Whereas these greens would have just laid wet through this winter and it would be fair to say we’d have been on temporary greens for much of the time, this is not the case, and, yes, they still flood but become playable far quicker than if it had not been done. The installation was first class and very quick. We only had a small window of two days for groundwork contractors to dig out a take-away drain and create a sump on each of the greens to deposit the water as we have no lakes, streams, ditches and so on to tap into, and then a further two days to install the PCD and get the greens back in play for the weekend.

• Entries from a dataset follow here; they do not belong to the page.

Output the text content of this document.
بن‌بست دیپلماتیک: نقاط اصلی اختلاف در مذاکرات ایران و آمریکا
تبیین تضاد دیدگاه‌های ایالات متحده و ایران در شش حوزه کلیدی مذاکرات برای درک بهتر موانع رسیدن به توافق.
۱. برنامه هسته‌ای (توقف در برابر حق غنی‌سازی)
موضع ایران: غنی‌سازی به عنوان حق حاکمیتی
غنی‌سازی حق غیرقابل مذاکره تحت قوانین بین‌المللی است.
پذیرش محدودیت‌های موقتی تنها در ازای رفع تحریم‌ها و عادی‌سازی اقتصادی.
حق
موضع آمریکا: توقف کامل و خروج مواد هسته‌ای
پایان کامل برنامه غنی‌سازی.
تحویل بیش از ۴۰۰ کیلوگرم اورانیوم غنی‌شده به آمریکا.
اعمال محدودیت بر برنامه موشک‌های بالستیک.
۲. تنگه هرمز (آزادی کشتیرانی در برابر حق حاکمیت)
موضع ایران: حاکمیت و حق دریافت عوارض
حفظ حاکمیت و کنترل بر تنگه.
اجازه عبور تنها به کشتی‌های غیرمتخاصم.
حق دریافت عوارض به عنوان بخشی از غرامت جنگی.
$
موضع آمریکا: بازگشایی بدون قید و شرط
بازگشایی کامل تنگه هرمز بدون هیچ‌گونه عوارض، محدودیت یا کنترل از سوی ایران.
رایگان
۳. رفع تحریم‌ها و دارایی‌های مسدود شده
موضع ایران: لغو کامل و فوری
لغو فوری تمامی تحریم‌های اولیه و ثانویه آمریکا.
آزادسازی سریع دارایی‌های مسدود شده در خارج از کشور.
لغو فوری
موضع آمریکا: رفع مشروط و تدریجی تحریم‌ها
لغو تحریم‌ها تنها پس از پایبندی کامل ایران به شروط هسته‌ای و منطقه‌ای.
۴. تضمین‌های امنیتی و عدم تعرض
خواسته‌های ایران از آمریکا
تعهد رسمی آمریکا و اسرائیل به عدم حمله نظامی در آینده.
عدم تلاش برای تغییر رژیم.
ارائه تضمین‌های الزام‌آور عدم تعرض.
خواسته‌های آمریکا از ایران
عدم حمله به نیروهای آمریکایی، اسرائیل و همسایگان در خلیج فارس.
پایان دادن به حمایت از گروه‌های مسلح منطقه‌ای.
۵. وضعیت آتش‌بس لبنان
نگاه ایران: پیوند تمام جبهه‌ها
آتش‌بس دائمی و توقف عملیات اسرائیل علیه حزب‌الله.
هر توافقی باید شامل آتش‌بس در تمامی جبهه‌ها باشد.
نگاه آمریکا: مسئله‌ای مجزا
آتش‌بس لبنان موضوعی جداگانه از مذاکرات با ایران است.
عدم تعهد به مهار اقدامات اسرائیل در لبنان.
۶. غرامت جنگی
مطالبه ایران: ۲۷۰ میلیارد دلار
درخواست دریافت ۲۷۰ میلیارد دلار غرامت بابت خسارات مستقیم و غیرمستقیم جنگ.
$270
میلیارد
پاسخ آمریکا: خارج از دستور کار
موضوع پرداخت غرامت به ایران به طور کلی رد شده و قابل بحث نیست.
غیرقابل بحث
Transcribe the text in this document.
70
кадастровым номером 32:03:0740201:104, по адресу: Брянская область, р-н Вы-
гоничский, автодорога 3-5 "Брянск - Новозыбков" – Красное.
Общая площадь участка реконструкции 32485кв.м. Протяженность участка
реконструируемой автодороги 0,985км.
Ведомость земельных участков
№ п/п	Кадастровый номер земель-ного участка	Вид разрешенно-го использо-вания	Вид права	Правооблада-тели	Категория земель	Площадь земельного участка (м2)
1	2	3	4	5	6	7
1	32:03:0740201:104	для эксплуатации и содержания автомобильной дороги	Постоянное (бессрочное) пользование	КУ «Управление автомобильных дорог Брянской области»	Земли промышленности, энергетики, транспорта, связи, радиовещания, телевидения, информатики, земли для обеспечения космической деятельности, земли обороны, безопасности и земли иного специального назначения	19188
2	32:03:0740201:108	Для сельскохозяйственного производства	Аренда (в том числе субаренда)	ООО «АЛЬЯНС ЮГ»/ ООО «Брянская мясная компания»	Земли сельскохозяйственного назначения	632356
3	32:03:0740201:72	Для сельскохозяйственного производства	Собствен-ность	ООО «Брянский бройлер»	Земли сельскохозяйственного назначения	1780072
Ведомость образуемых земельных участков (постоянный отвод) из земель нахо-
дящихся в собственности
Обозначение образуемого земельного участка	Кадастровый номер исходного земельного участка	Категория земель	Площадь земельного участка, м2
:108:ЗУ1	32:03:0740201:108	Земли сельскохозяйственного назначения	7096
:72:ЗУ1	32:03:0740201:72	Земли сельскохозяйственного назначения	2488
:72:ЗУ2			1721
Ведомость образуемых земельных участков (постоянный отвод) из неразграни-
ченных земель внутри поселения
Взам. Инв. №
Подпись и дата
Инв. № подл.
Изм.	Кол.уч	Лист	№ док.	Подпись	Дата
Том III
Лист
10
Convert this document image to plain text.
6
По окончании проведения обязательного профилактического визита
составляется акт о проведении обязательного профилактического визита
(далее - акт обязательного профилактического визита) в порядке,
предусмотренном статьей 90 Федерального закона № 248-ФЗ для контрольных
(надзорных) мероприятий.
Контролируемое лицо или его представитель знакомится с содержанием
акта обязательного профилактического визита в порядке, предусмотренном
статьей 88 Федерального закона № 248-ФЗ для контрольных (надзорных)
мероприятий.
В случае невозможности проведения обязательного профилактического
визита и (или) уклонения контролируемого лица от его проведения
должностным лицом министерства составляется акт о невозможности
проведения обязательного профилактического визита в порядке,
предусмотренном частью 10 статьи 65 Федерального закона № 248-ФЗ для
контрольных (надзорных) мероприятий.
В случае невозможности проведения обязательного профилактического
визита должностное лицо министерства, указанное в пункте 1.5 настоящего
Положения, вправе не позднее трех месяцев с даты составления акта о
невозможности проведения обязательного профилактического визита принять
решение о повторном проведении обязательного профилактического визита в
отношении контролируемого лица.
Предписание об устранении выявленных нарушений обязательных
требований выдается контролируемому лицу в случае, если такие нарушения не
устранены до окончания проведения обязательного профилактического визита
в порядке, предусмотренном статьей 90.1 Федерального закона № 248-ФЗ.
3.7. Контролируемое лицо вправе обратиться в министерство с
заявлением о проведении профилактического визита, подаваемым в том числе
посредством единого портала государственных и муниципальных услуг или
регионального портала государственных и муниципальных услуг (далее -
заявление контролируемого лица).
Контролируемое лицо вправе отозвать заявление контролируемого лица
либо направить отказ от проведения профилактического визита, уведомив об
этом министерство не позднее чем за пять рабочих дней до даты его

This was done within our greens’ working week when we don’t have any society golf so as well as all of the above we were verti-draining greens, doing Graden sand injection (this was done by Kim Blake from Fulford Heath GC), sand-dressing the greens, brushing, rolling and feeding, as well as employing a tree contractor to remove dozens of unwanted poplar trees as well as the other tasks which just have to be done. Quite a week!

What aeration and top-dressing programmes do you use across the course?  

Basically the greens are aerated as often as we can get on them.

Through the playing season we solid tine aerate with a Toro ProCore 648 on a three to four week basis, and Sarel roll aeration in between to prevent the top from sealing up too much. Through October, November and December we revert to slit tine aeration with eight inch tines and this really is done as often as we can but sometimes due to frost or prolonged wet conditions it is a problem getting it done as much as we would like. Deep aeration is achieved with our own Wiedenmann Terra Spike XP a minimum of two occasions in March and September, and if we can, we will try and get a third aerate done. In addition to this we hire in an Air2G2 aeration injection machine through the cool season, usually on a couple of occasions. To date hollow coring is only usually done in September and that’s if we don’t Graden sand inject, however providing the weather is with us, we will hollow core the greens where PCD drainage has been installed.

It would be great to hollow core twice a year but the problem we have is one of our pro-ams is always mid to end of April and if we receive cold spring weather with little or no recovery I wont be a popular person. Following all and any greens’ aeration, we roll to smooth surfaces as best we can so that the hindrance to members is kept to a minimum.